STATE auditors slammed some provincial hospitals in Iloilo for extending medical assistance to indigent patients without the approval of the hospital chiefs.

The Commission on Audit (COA), in its annual report, lamented that some qualified patients of the provincial hospitals were deprived of the medical aid since endorsements reportedly came from politicians.

The medical assistance program under the Department of Health (DOH) was determined not impartially compliant with the guidelines provided in the DOH Administrative Order 2017-003.

The medical aid extended to the indigents “showed signs of political influence that may deprive other qualified indigent patients to avail of the benefit,” the auditors said.

DOH Administrative Order 2017-0003 provides for the fund administration and authorization.

Medical assistance to a patient shall be based on need as recommended by the medical social worker attending physician approved by the hospital chiefs.

The allowable amount subject to the approving authority of the hospital chief is up to P250,000 per patient.

Pursuant to the administrative order, the Social Welfare Office determines the category of financial capability of the patient and decides on the amount of medical assistance she will receive.

A certification of indigency will be issued by the Municipal Social Welfare Offices or from the hospital chiefs.

As part of their internal policy, the amount extended to indigent patients does not exceed P5,000.

Unfortunately, some district hospitals required the approval of certain political figures or their representative before assistance may be granted.

Likewise, they required guarantee letter or similar documents affixing the signature of political figures or his representative for the corresponding assistance to be granted.

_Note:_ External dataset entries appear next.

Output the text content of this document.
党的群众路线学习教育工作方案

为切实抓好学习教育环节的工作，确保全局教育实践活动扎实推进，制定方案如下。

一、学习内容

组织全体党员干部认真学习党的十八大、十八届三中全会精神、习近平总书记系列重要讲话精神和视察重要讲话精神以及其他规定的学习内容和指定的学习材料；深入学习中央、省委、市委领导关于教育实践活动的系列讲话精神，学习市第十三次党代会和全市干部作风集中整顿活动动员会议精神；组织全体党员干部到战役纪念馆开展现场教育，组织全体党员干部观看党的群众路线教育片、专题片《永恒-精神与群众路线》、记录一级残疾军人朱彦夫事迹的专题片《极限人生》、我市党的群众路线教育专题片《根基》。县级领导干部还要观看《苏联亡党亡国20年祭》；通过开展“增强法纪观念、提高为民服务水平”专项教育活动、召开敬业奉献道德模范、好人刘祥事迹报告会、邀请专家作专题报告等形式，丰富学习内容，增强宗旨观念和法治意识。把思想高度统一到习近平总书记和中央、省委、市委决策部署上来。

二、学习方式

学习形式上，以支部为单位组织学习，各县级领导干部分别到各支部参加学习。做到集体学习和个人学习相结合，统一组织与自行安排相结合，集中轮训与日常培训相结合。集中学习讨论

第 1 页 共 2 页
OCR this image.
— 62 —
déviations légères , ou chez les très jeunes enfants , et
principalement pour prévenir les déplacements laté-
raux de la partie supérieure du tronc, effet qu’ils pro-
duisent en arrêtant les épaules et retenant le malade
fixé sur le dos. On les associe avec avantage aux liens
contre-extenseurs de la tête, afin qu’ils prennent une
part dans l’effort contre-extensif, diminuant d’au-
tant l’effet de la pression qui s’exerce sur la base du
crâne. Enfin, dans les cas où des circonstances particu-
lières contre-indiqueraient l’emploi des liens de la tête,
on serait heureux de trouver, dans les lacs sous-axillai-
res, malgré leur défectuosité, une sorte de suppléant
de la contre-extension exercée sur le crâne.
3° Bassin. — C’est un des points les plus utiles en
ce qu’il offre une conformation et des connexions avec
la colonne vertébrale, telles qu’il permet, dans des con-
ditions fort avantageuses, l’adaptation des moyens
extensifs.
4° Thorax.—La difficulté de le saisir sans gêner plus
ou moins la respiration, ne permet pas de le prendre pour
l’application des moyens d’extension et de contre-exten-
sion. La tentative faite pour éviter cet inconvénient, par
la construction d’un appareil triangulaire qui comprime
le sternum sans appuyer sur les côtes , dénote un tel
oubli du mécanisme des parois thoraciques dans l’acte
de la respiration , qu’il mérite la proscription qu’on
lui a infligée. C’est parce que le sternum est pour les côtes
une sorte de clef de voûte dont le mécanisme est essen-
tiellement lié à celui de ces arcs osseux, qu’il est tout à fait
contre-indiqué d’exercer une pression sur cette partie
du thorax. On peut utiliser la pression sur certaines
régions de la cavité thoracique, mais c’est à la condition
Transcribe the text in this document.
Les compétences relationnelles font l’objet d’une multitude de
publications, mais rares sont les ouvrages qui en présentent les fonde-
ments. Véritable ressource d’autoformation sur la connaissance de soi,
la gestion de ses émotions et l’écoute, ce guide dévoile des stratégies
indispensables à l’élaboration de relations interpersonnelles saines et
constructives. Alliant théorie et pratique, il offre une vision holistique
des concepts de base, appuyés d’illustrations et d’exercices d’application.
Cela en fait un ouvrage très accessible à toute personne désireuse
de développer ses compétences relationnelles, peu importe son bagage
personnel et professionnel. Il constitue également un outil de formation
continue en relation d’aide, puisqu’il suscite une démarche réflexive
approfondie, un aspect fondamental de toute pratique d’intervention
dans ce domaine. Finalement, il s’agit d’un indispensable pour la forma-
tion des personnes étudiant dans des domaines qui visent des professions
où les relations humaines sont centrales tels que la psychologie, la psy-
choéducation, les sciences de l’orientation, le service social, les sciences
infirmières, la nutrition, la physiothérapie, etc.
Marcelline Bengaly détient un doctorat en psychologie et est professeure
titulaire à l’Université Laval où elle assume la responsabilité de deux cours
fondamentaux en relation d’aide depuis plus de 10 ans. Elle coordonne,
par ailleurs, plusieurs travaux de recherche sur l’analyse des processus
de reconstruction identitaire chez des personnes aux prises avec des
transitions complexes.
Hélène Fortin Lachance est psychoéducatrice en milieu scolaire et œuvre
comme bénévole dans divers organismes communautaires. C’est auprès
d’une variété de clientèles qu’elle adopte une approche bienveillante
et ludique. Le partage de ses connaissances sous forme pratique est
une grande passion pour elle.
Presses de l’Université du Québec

“The existing hospital’s practice showed laxity and absence of control, exposing the hospital to the risk that independent and objective identification and grant of medical aid program,” read the COA report.

Likewise, the auditors reminded the Human Resources Office not to intervene on the grant of medical aid since the DOH did not authorize him to grant the program.

Instead, the human resource officer should ensure that all district hospitals were complying with the provisions of the DOH administrative order.

The medical assistance aid “was not sourced from any politician” but from the DOH budget in the General Appropriation Act for the needy and indigent individuals.

“Independent and objective assessment and evaluation of the patients or clients should be made prior to the recommendation of the amount to be extended,” read the COA report.

The hospital chiefs, having the primary responsibility and accountability in the financial administration and operation of the hospitals, should ensure that applicable laws, rules and regulation are properly carried out, the auditors said.

“The inefficiency of program implementation and non-compliance with the existing guidelines are his accountability, thus he can be held liable for any deficiencies that may be discovered,” the auditors said.